A sudden ejaculation from Morpeth attracted Meredith's attention. The R.N.R. man was pointing with outstretched arm in the direction of the tramp.
He had good reason for astonishment. The apparently badly battered tramp had swung round and was forging through the water at high speed—possibly a good twenty-five knots. The Red Ensign had been struck, and the White Ensign streamed proudly in the breeze.
"Look alive there!" shouted Morpeth. "Up with our rag, or they'll be planking a four-point-seven into us. Hanged if she isn't a Q-boat too!"
The R.N.R. man was right concerning the rôle of the oncoming ship; but he was wrong in his surmise as to her intentions. Her skipper had noticed that the shells fired from the second U-boat had purposely gone wide, he had spotted the uncovered torpedo-tubes on her deck, and had seen the sudden disintegration of U-boat No. 1. Metaphorically speaking, he was foaming at the mouth.

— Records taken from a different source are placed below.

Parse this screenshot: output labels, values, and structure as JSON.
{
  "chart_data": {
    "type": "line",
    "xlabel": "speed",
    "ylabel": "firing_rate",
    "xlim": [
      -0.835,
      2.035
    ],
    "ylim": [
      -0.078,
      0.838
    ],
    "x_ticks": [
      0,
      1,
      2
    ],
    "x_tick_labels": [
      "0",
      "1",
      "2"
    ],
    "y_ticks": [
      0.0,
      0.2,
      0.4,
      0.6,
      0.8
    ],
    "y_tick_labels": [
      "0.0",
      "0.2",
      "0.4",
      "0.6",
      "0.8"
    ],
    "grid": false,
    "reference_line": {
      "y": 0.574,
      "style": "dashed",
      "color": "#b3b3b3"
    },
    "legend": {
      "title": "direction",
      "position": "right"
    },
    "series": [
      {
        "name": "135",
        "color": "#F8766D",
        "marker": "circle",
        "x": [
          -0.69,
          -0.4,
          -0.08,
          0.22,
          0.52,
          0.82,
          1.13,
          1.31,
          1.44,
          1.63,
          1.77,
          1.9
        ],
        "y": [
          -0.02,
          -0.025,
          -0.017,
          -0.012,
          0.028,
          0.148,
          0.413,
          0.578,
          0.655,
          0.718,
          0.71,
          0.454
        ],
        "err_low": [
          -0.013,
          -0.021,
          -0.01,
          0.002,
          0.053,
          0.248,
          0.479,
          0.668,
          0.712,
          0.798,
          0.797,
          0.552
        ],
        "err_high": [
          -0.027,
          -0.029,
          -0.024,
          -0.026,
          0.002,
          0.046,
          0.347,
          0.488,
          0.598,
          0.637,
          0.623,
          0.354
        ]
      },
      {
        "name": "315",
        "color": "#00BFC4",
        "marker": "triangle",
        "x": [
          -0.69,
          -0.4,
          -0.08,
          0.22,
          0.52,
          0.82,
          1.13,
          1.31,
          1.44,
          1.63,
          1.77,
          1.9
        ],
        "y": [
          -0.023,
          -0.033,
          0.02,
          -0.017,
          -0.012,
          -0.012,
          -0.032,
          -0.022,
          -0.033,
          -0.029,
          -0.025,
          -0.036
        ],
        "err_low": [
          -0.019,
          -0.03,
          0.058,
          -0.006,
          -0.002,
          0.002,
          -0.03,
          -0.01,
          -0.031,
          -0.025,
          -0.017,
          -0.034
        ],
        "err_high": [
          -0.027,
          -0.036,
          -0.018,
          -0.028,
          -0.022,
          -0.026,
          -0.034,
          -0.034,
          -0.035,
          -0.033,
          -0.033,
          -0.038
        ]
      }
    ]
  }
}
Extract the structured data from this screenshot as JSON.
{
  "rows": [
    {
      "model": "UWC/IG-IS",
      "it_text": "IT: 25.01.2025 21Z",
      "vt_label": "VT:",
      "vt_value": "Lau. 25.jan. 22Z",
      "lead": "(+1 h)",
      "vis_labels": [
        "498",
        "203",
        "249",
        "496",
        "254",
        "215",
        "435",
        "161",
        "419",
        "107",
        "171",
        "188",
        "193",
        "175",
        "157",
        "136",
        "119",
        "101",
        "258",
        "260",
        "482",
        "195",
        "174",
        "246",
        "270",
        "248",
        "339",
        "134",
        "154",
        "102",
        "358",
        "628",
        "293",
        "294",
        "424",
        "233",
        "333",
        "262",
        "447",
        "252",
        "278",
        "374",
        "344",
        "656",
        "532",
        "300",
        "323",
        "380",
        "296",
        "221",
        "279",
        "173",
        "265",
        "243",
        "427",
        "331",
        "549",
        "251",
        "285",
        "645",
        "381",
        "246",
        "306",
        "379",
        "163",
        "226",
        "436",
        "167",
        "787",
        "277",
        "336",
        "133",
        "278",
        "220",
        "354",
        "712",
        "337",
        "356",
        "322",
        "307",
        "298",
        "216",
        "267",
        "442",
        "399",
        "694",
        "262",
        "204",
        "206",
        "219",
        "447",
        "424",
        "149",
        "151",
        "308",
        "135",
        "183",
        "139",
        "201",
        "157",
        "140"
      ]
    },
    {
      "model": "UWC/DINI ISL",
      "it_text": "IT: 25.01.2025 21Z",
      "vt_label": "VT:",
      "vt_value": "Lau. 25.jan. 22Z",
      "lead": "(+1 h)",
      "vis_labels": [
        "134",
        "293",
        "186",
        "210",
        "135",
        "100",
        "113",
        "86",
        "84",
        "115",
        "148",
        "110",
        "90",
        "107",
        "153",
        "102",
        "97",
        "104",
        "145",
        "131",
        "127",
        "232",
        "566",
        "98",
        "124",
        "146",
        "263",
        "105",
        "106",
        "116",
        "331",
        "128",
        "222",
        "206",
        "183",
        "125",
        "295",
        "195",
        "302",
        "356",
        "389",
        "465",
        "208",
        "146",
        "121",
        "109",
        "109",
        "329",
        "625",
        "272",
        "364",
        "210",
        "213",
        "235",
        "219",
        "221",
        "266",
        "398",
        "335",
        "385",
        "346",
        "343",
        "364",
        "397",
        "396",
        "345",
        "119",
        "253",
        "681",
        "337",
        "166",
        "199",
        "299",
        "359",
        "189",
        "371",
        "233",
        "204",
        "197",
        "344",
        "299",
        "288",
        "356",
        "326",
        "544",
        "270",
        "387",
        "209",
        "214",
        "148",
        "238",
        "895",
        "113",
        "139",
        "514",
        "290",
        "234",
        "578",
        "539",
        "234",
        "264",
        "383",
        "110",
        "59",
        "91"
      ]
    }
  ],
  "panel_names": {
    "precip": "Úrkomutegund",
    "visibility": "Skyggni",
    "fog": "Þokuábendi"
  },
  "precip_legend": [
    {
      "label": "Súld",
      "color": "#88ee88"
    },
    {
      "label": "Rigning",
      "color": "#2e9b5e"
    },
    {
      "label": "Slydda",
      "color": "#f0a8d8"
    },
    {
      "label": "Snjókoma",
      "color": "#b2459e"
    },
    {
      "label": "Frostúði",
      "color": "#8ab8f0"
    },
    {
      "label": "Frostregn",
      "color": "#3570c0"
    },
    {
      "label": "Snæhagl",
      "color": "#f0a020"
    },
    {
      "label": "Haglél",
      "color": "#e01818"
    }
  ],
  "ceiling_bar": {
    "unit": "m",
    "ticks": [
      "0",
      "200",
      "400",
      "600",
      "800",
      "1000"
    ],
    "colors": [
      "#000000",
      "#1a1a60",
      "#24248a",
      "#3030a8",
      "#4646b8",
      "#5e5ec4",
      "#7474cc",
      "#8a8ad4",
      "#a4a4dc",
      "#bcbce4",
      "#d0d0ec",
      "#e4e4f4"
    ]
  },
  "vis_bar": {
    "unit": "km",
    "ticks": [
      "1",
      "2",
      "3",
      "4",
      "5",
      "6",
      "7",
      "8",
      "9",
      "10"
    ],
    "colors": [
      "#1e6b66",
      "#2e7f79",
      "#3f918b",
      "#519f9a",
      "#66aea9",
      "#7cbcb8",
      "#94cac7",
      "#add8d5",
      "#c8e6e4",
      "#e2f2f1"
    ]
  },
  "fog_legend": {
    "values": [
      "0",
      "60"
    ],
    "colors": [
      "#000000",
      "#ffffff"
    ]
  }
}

A hoist of bunting rose to the masthead of the approaching vessel. "Heave-to; I wish to communicate," read the signal.
Morpeth rang for "half speed" and then "stop." He turned to Wakefield.
"Now's your chance to get a lift back," he remarked.
"Fancy I'll hang on," replied the late skipper of M.L. 1071. "A day or two won't make much difference. Had I been ashore I suppose the S.N.O. would have packed me off on leaf."